One very important thing is already in the works: the little girl who was the victim of repeated sexual abuse last year is going to board at Gabriella as soon as we get all the paperwork done. I believe she may move there as early as next week, which will be a PHENOMENAL step in the right direction for her. She has already seen a doctor and been tested for illnesses and, while her body is obviously not that of a typical six-year-old, she is okay and she will thrive, at least physically. As for the case against her abusers (yes, there's more than just the one baba, he seemed to enjoy "sharing" her), I am out of the loop; I don't see how justice can be achieved here, so there's no point in getting all work up over it.
Another big leap for this young girl? Her second round of test scores! She has improved by leaps and bounds, and I am hugely gratified by this progress. See the protocols below concerning the identification of letters and numbers, the first from May and the second from yesterday. A check indicates a correct answer and a zero indicates an error. By no means is she ready to be captain of the Mathletes or join the debate team, but for her with her more severe intellectual impairment, this is REALLY good work.

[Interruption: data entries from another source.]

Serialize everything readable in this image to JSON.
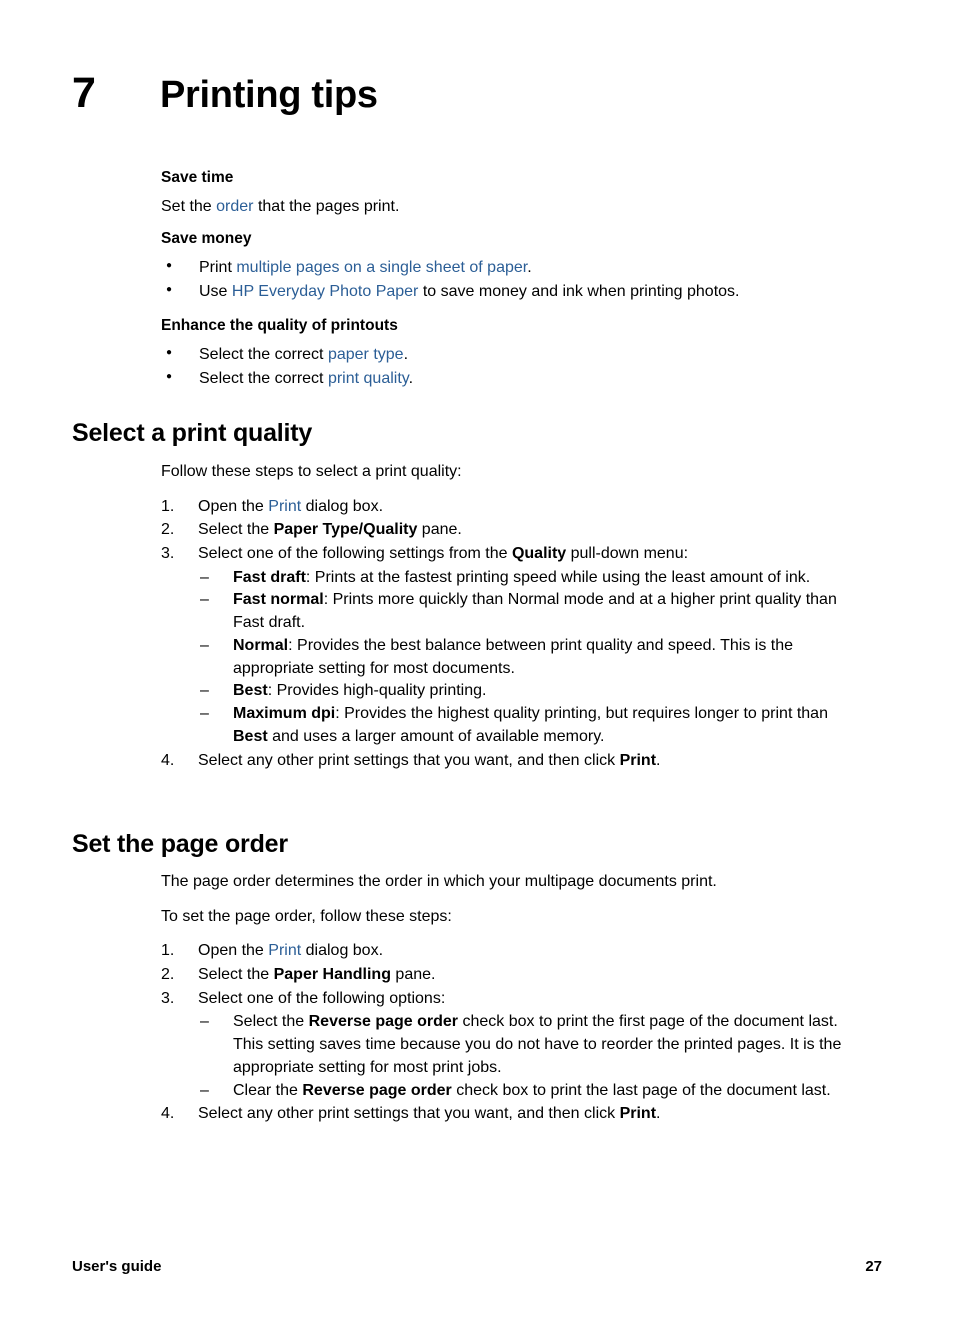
{
  "chapter": {
    "number": "7",
    "title": "Printing tips"
  },
  "intro": {
    "save_time": {
      "heading": "Save time",
      "text_before": "Set the ",
      "link": "order",
      "text_after": " that the pages print."
    },
    "save_money": {
      "heading": "Save money",
      "items": [
        {
          "before": "Print ",
          "link": "multiple pages on a single sheet of paper",
          "after": "."
        },
        {
          "before": "Use ",
          "link": "HP Everyday Photo Paper",
          "after": " to save money and ink when printing photos."
        }
      ]
    },
    "enhance_quality": {
      "heading": "Enhance the quality of printouts",
      "items": [
        {
          "before": "Select the correct ",
          "link": "paper type",
          "after": "."
        },
        {
          "before": "Select the correct ",
          "link": "print quality",
          "after": "."
        }
      ]
    }
  },
  "section_print_quality": {
    "heading": "Select a print quality",
    "intro": "Follow these steps to select a print quality:",
    "steps": [
      {
        "num": "1.",
        "before": "Open the ",
        "link": "Print",
        "after": " dialog box."
      },
      {
        "num": "2.",
        "before": "Select the ",
        "bold": "Paper Type/Quality",
        "after": " pane."
      },
      {
        "num": "3.",
        "before": "Select one of the following settings from the ",
        "bold": "Quality",
        "after": " pull-down menu:"
      },
      {
        "num": "4.",
        "before": "Select any other print settings that you want, and then click ",
        "bold": "Print",
        "after": "."
      }
    ],
    "quality_options": [
      {
        "term": "Fast draft",
        "desc": ": Prints at the fastest printing speed while using the least amount of ink."
      },
      {
        "term": "Fast normal",
        "desc": ": Prints more quickly than Normal mode and at a higher print quality than Fast draft."
      },
      {
        "term": "Normal",
        "desc": ": Provides the best balance between print quality and speed. This is the appropriate setting for most documents."
      },
      {
        "term": "Best",
        "desc": ": Provides high-quality printing."
      },
      {
        "term": "Maximum dpi",
        "desc_part1": ": Provides the highest quality printing, but requires longer to print than ",
        "desc_bold": "Best",
        "desc_part2": " and uses a larger amount of available memory."
      }
    ]
  },
  "section_page_order": {
    "heading": "Set the page order",
    "para1": "The page order determines the order in which your multipage documents print.",
    "para2": "To set the page order, follow these steps:",
    "steps": [
      {
        "num": "1.",
        "before": "Open the ",
        "link": "Print",
        "after": " dialog box."
      },
      {
        "num": "2.",
        "before": "Select the ",
        "bold": "Paper Handling",
        "after": " pane."
      },
      {
        "num": "3.",
        "before": "Select one of the following options:",
        "bold": "",
        "after": ""
      },
      {
        "num": "4.",
        "before": "Select any other print settings that you want, and then click ",
        "bold": "Print",
        "after": "."
      }
    ],
    "options": [
      {
        "before": "Select the ",
        "bold": "Reverse page order",
        "after": " check box to print the first page of the document last.",
        "note": "This setting saves time because you do not have to reorder the printed pages. It is the appropriate setting for most print jobs."
      },
      {
        "before": "Clear the ",
        "bold": "Reverse page order",
        "after": " check box to print the last page of the document last.",
        "note": ""
      }
    ]
  },
  "footer": {
    "left": "User's guide",
    "page": "27"
  },
  "colors": {
    "link": "#2B5E96",
    "text": "#000000",
    "background": "#FFFFFF"
  }
}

See, I think that one of the things that made Monday so hard (aside from being re-introduced to the school's less-than-sanitary squatty potties again) was that I wasn't seeing the results that I had been hoping for on the tests. The kids didn't seem to have made much headway, and at first, I couldn't tell whether we really weren't getting anywhere with them, or whether they were shocked by my sudden re-appearance and distracted into testing poorly. Or if it was maybe just because it's so bloody hot these days. And, honestly, I may never know more than that, overall, the second round results were pretty dismal, and for me, the consummate perfectionist, the New Yorker who wants it done yesterday, this was really frustrating.

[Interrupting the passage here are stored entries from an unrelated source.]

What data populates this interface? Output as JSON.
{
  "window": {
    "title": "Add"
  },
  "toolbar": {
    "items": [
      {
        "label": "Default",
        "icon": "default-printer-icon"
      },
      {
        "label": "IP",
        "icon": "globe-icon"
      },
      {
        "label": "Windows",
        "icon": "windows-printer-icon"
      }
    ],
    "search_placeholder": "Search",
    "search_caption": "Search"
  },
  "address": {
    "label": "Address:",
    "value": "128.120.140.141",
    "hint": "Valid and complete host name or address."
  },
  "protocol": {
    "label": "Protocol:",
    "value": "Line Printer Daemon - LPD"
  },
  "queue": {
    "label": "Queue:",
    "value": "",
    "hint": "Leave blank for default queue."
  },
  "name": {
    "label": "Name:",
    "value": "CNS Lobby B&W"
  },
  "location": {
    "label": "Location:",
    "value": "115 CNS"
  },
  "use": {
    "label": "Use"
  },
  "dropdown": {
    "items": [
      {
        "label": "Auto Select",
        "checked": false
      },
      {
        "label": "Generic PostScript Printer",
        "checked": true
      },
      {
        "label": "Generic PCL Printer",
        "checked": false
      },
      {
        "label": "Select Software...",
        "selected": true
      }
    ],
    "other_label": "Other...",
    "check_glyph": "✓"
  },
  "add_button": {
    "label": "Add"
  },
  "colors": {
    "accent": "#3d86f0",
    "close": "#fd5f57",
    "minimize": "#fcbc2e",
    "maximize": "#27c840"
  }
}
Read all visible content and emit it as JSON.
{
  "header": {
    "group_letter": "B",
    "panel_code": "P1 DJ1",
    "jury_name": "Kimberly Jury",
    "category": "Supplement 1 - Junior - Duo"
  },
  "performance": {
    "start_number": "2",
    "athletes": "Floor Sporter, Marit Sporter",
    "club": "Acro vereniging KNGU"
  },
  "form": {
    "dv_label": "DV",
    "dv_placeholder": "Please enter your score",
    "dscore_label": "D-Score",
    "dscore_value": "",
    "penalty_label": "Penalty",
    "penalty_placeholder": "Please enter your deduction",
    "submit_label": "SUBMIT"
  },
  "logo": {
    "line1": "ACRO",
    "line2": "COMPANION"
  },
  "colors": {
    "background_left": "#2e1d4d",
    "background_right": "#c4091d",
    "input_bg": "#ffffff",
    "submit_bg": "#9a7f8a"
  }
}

But then, for a couple of them, like this one little girl, it was clear that at least some progress had been made and we haven't been doing kazi bure (free work) all this time. Plus, I should know better than to put all my eggs in the testing basket. That these kids don't necessarily test well is par for the course; that that means that they don't know things or cannot excel in other ways, well that's what Toa Nafasi is supposed to be about. And it's early still. To affect a change takes time, and I can't rush development, only urge it along and nurture it as best I can. Sometimes I suppose I need a reminder of all these things myself!
That said, here are a couple more successful before-and-after results, the first set concerning the reading of simple Swahili words and the second, math problems appropriate for student this age. (The problems that have been crossed out were deemed by us last year to be too difficult for Standard One and we have corrected this for the new students we'll be testing, but we figured we should use the same test as we did the first time for the initial group.) Not too shabby, methinks....
Finally, I took these two videos of one of our students concentrating VERY HARD on the exam. In the first video, the boy uses bottle caps to count his sums and I am distracted by a *visitor* in the room. And in the second, Vumi and I have a chuckle at the absolute intensity and supreme powers of concentration he uses to write a few words. But who knows, maybe he'll be the one having the last laugh and one day he'll be penning a novel, composing a symphony, or writing set of legal briefs with the same intensity? (Btw, this kid was one about whom Mama T at this same time last year, said "Yeye, hajui yuko wapi." or "This one, he doesn't know where he is." Well, he does now! He's with Toa Nafasi!!)